I’m not sure I even should be seeking merit in shock value. Nonetheless, I tend to have positive associations for any fiction which can jolt me out of complacency. I imagine this isn’t unusual for an anime fan. Whatever our justifications, I think a fair bit of the experience of watching lots of anime for any period of time comes from asking what mad shit the Japanese can pull off next. Besides, I think there’s something of value in encountering the gap between what one’s own culture considers reasonable and the face of the acceptable elsewhere.
In practise though the professionally shocking anime series are more often formulaic - they have a precise species of outrage to commit, and they dutifully fill in their quota of revolting displays week by week.
One episode of Highschool of the Dead, or Panty & Stocking with Garterbelt, sprung on an unsuspecting innocent, a single slice of madness caught while skimming tv channels late at night, an oddity found when searching the contents of someone else’s PC, now that’d be shocking. For the committed gaijin fan, working through the series wholesale, the predictability neuters that value.
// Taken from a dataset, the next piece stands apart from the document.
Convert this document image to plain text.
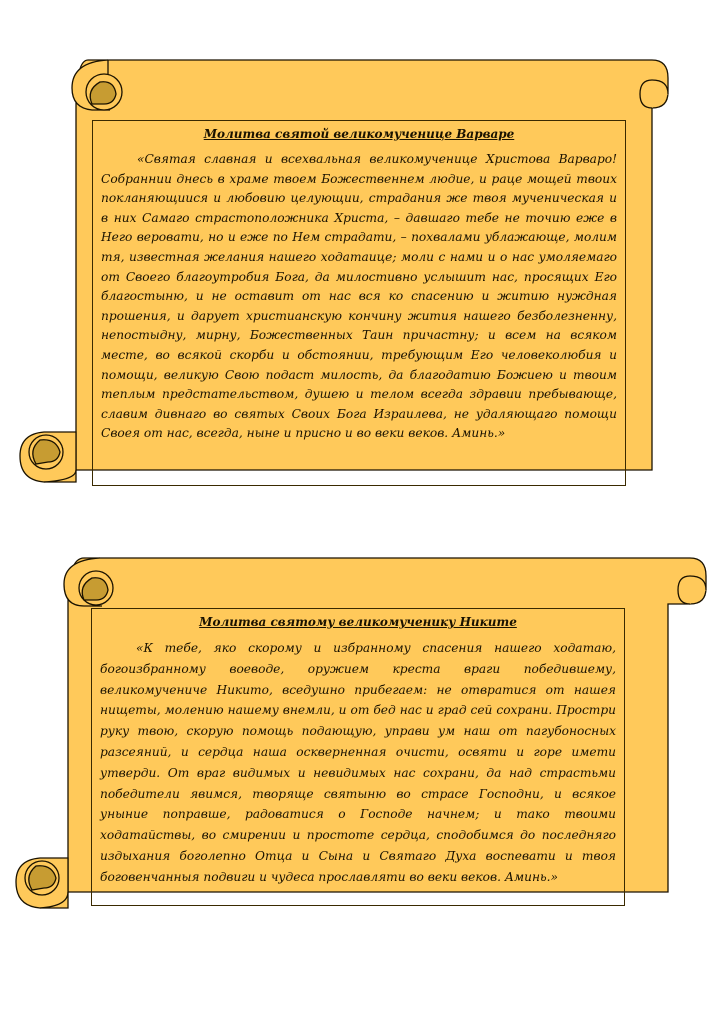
Молитва святой великомученице Варваре

«Святая славная и всехвальная великомученице Христова Варваро! Собраннии днесь в храме твоем Божественнем людие, и раце мощей твоих покланяющиися и любовию целующии, страдания же твоя мученическая и в них Самаго страстоположника Христа, – давшаго тебе не точию еже в Него веровати, но и еже по Нем страдати, – похвалами ублажающе, молим тя, известная желания нашего ходатаице; моли с нами и о нас умоляемаго от Своего благоутробия Бога, да милостивно услышит нас, просящих Его благостыню, и не оставит от нас вся ко спасению и житию нуждная прошения, и дарует христианскую кончину жития нашего безболезненну, непостыдну, мирну, Божественных Таин причастну; и всем на всяком месте, во всякой скорби и обстоянии, требующим Его человеколюбия и помощи, великую Свою подаст милость, да благодатию Божиею и твоим теплым предстательством, душею и телом всегда здравии пребывающе, славим дивнаго во святых Своих Бога Израилева, не удаляющаго помощи Своея от нас, всегда, ныне и присно и во веки веков. Аминь.»

Молитва святому великомученику Никите

«К тебе, яко скорому и избранному спасения нашего ходатаю, богоизбранному воеводе, оружием креста враги победившему, великомучениче Никито, вседушно прибегаем: не отвратися от нашея нищеты, молению нашему внемли, и от бед нас и град сей сохрани. Простри руку твою, скорую помощь подающую, управи ум наш от пагубоносных разсеяний, и сердца наша оскверненная очисти, освяти и горе имети утверди. От враг видимых и невидимых нас сохрани, да над страстьми победители явимся, творяще святыню во страсе Господни, и всякое уныние поправше, радоватися о Господе начнем; и тако твоими ходатайствы, во смирении и простоте сердца, сподобимся до последняго издыхания боголепно Отца и Сына и Святаго Духа воспевати и твоя боговенчанныя подвиги и чудеса прославляти во веки веков. Аминь.»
We’d all seen PSG’s aesthetic before it even aired, and so far it’s only in the second half of episode 5 that the show has substantially broken from its own pattern. We aren’t really discomforted if we’re in on the joke.

I was busy trying to decide whether HSotD or PSG was worse(since I think I do know which is better). PSG is maybe the more uncomfortable for anime fans, in that it deviates from the customary nature of our fix, being pointedly Western (and even subverting magical girl tropes in a decidedly malicious manner). But if that show confounds expectations the fact remains that HSotD was genuinely loathsome, in its cheery way. Loathsome because of the things which made it most conventional as anime (the gender roles, the attitude to violence). For a stranger, I imagine it’s got much more discomfort in it.
Shock, I persist in believing, can be worthwhile. It can break down barriers. HSotD though was merely playing striptease tactics. On the other hand PSG is only shocking because of where it’s from. Looking beyond the Gainax signature it’s a rather nostalgic and reference-heavy slice of old school puerility.
So while one show is a late night adaptation of a pornographer’s experiment with pulp horror, and the other’s a left-field turn from a thoroughbred creative institution, neither, I’d argue, uses shock tactics meaningfully.
In fact that’s something which is terribly hard to do when you’re committed to a serial schedule. Maybe Shigurui did it, by anchoring itself to a concrete target in samurai ideology. I think the Berserk anime succeeded in doing the job by cutting and cropping so that the more psychotic excesses of the original manga were largely confined to one pair of quite horrifying episodes.
PSG, HSotD, they deliver week to week. They do well, they are funny, and I wouldn’t seek to deny their merits. But any appearance of transgressive value is misleading. The shock comes but once, and then we settle into true predictability. Is that a wanking joke there Gainax? What larks.